Analysis of the embedded DCAgentServerInfo.json configuration file revealed the following Endpoint Central management servers:

• 202.61.160[.]208
• 202.61.160[.]202
• 202.61.160[.]201
• 202.61.160[.]160
• 202.61.160[.]137
• 38.55.151[.]63

Notably, 202.61.160[.]201 had previously been observed as command-and-control infrastructure associated with ValleyRAT and Gh0st RAT activity. Although the overlap raises the possibility of the VBS campaign being linked to the operator of these known malware families, the available evidence is insufficient to confidently attribute the campaign to a known threat actor.

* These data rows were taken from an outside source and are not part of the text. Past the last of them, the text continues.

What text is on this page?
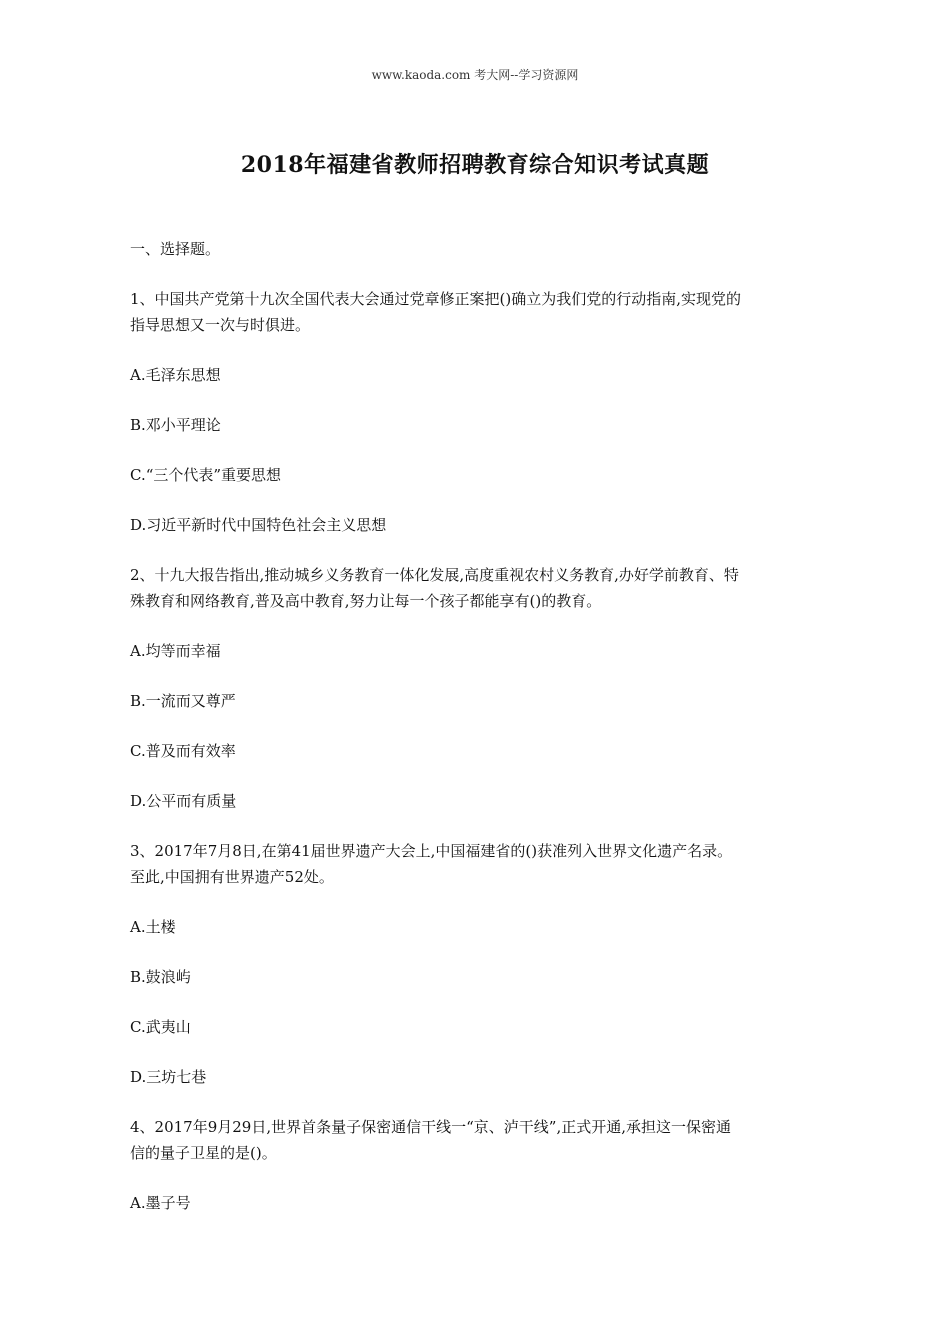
www.kaoda.com 考大网--学习资源网
2018年福建省教师招聘教育综合知识考试真题

一、选择题。

1、中国共产党第十九次全国代表大会通过党章修正案把()确立为我们党的行动指南,实现党的

指导思想又一次与时俱进。

A.毛泽东思想

B.邓小平理论

C.“三个代表”重要思想

D.习近平新时代中国特色社会主义思想

2、十九大报告指出,推动城乡义务教育一体化发展,高度重视农村义务教育,办好学前教育、特

殊教育和网络教育,普及高中教育,努力让每一个孩子都能享有()的教育。

A.均等而幸福

B.一流而又尊严

C.普及而有效率

D.公平而有质量

3、2017年7月8日,在第41届世界遗产大会上,中国福建省的()获准列入世界文化遗产名录。

至此,中国拥有世界遗产52处。

A.土楼

B.鼓浪屿

C.武夷山

D.三坊七巷

4、2017年9月29日,世界首条量子保密通信干线一“京、泸干线”,正式开通,承担这一保密通

信的量子卫星的是()。

A.墨子号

Victimology and Attribution

Based on our telemetry, infections were observed across several countries and territories, including Malaysia, Brazil, India, Mexico, Singapore, UK, Spain, Taiwan, Australia, Russia, and Vietnam, with 80% of the victims located in Malaysia. The campaign primarily relied on malicious VBScript attachments distributed through WhatsApp and appeared to target individual users rather than specific organizations or industries. At the time of the analysis, no evidence suggested a focused targeting strategy, instead indicating a broad, opportunistic campaign aimed at consumers.

We were unable to confidently attribute this activity to a known threat actor or intrusion set. However, several artifacts observed throughout the campaign point to a possible Chinese-speaking threat actor. Multiple VBScript samples contained comments, module descriptions, and execution notes written in simplified Chinese characters. These comments appeared consistently across different variants, suggesting that the scripts were likely developed or maintained by a Chinese-speaking operator.

We also identified infrastructure overlaps with IP addresses previously associated with ValleyRAT and Gh0st RAT activity. While these overlaps may indicate infrastructure reuse or shared hosting resources, they are not sufficient to establish a direct connection to any known threat actor. Based on the available evidence, we assess with low confidence that the campaign was conducted by a Chinese-speaking operator.